Engaging with government: the charity challenge

Posted by: on Mar 15, 2022 | No Comments

A new report has examined the relationship between charities and government with some very worrying conclusions. Unless charities take their public affairs seriously then misunderstandings, misconceptions and policy errors are likely.

A new report published by the Law Family Commission on Civil Society focused on the relationship between charities and policy makers. The findings suggest that some fundamental public affairs errors are being made.

Whilst it found that MPs and councillors would like more contact with charities, it was felt that this needed to be tailored. A ‘mass mailing’ approach is rarely, if ever, an effective way to engage. It does not treat the politician as an individual and would not signal the start of an effective, long-term relationship.

The report also found that civil servants and MPs thought that charities needed to improve their understanding on how government works. Again, this is one of the cornerstones of good public affairs advice. We talk to the right people, at the right time and suggest solutions that they can help deliver. That is based on an understanding of how government works.

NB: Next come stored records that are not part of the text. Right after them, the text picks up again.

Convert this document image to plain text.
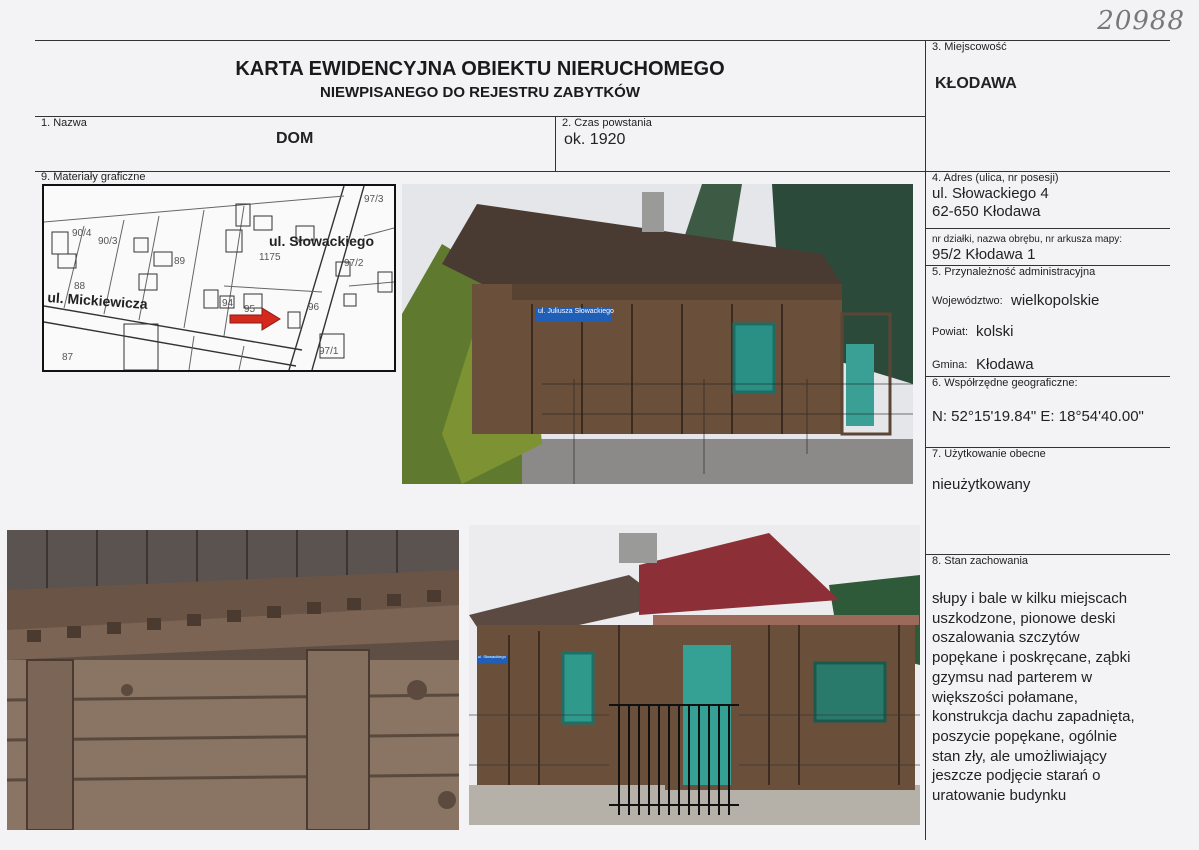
20988
KARTA EWIDENCYJNA OBIEKTU NIERUCHOMEGO
NIEWPISANEGO DO REJESTRU ZABYTKÓW
3. Miejscowość
KŁODAWA
1. Nazwa
DOM
2. Czas powstania
ok. 1920
9. Materiały graficzne
97/3
90/4
90/3
1175
97/2
88
89
94	96
87
97/1
95
ul. Słowackiego
ul. Mickiewicza	ul. Juliusza Słowackiego
ul. Słowackiego
4. Adres (ulica, nr posesji)
ul. Słowackiego 4
62-650 Kłodawa
nr działki, nazwa obrębu, nr arkusza mapy:
95/2 Kłodawa 1
5. Przynależność administracyjna
Województwo: wielkopolskie
Powiat: kolski
Gmina: Kłodawa
6. Współrzędne geograficzne:
N: 52°15'19.84" E: 18°54'40.00"
7. Użytkowanie obecne
nieużytkowany
8. Stan zachowania
słupy i bale w kilku miejscach
uszkodzone, pionowe deski
oszalowania szczytów
popękane i poskręcane, ząbki
gzymsu nad parterem w
większości połamane,
konstrukcja dachu zapadnięta,
poszycie popękane, ogólnie
stan zły, ale umożliwiający
jeszcze podjęcie starań o
uratowanie budynku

The findings of the report appear to suggest an over-reliance on political engagement by charities with more than nine in 10 councillors and MPs (92%) saying they have had contact with a local or national charity in the last year. But compare this to engagement with civil servants which is down at 34%. This is a fundamental error of approach.

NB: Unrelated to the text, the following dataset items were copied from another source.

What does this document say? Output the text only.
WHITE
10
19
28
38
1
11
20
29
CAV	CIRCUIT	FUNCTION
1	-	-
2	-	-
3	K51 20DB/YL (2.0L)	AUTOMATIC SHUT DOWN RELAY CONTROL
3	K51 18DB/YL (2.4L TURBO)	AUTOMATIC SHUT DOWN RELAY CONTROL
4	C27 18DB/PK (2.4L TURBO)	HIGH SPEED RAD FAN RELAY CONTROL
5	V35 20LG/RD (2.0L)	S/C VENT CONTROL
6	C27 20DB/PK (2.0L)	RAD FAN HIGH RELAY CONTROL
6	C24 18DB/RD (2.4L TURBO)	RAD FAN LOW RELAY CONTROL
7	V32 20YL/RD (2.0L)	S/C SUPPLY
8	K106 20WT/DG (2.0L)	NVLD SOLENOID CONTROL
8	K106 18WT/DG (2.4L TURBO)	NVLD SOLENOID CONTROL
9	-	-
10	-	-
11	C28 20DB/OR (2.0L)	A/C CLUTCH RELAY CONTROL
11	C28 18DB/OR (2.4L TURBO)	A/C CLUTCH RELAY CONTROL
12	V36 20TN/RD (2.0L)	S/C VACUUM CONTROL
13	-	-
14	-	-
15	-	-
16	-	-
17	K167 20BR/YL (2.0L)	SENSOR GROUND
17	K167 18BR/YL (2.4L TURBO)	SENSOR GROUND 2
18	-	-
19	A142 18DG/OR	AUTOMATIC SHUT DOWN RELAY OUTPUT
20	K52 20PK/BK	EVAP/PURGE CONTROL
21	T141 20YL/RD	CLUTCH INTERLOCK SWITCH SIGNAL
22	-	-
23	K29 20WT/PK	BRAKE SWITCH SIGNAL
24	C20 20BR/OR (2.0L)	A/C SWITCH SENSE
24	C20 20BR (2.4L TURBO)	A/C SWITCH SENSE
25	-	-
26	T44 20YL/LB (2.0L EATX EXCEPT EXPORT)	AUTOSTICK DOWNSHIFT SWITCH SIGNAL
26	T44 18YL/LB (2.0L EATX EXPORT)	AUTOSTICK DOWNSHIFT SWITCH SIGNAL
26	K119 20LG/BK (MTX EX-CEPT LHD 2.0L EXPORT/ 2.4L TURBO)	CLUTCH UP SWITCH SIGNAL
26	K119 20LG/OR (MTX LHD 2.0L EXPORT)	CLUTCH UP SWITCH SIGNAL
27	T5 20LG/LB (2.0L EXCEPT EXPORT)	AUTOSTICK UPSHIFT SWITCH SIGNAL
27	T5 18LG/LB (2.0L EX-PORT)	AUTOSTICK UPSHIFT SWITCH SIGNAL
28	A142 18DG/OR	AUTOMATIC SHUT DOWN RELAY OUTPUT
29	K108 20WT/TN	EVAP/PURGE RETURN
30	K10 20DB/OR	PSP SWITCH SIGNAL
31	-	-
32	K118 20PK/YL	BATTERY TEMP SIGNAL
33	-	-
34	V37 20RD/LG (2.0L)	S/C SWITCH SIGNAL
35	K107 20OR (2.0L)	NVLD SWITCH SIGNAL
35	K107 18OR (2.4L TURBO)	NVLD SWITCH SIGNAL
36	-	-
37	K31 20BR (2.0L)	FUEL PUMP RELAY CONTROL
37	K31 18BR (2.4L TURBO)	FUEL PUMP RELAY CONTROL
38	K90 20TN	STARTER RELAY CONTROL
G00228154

Charities also seem to have a real problem with the Conservative Party and civil servants. According to the report:

  • 35% of civil servants, 40% of Conservative MPs and 35% of Conservative councillors trust charities to provide services reliably and on budget; and
  • 53% of civil servants, 42% of Conservative MPs and 35% of Conservative councillors trust charities to tell them the truth about the scale of a problem.

But those Conservative MPs who know certain charities well will use their evidence and insight. So, the quality of the relationship appears fundamental.

The report also found that there needs to be an improvement to the quality of evidence, campaigning and services delivered by charities.

Meetings remain critical to engagement. 69% of MPs said their preferred method of communication is one-to-one meetings with 65% believing that attending an event organised by a charity is an important way to communicate. The results for councillors are similar.

But when it comes to civil servants, written reports are critical along with the use of a website and one-to-one meetings.

The report contains several recommendations to improve understanding between the audiences but the finding of a perceived lack of professionalism from some in their interactions is deeply worrying.

It is not clear how some of these basic and fundamental errors have come about. It could be the result of a lack of appropriate resources, inexperienced teams, a lack of skills or public affairs advice not being taken seriously by senior management.

Whatever the reasons there is a clear need to employ the right people, get advice and look at skills development.

The prospect for the sector is otherwise pretty dark.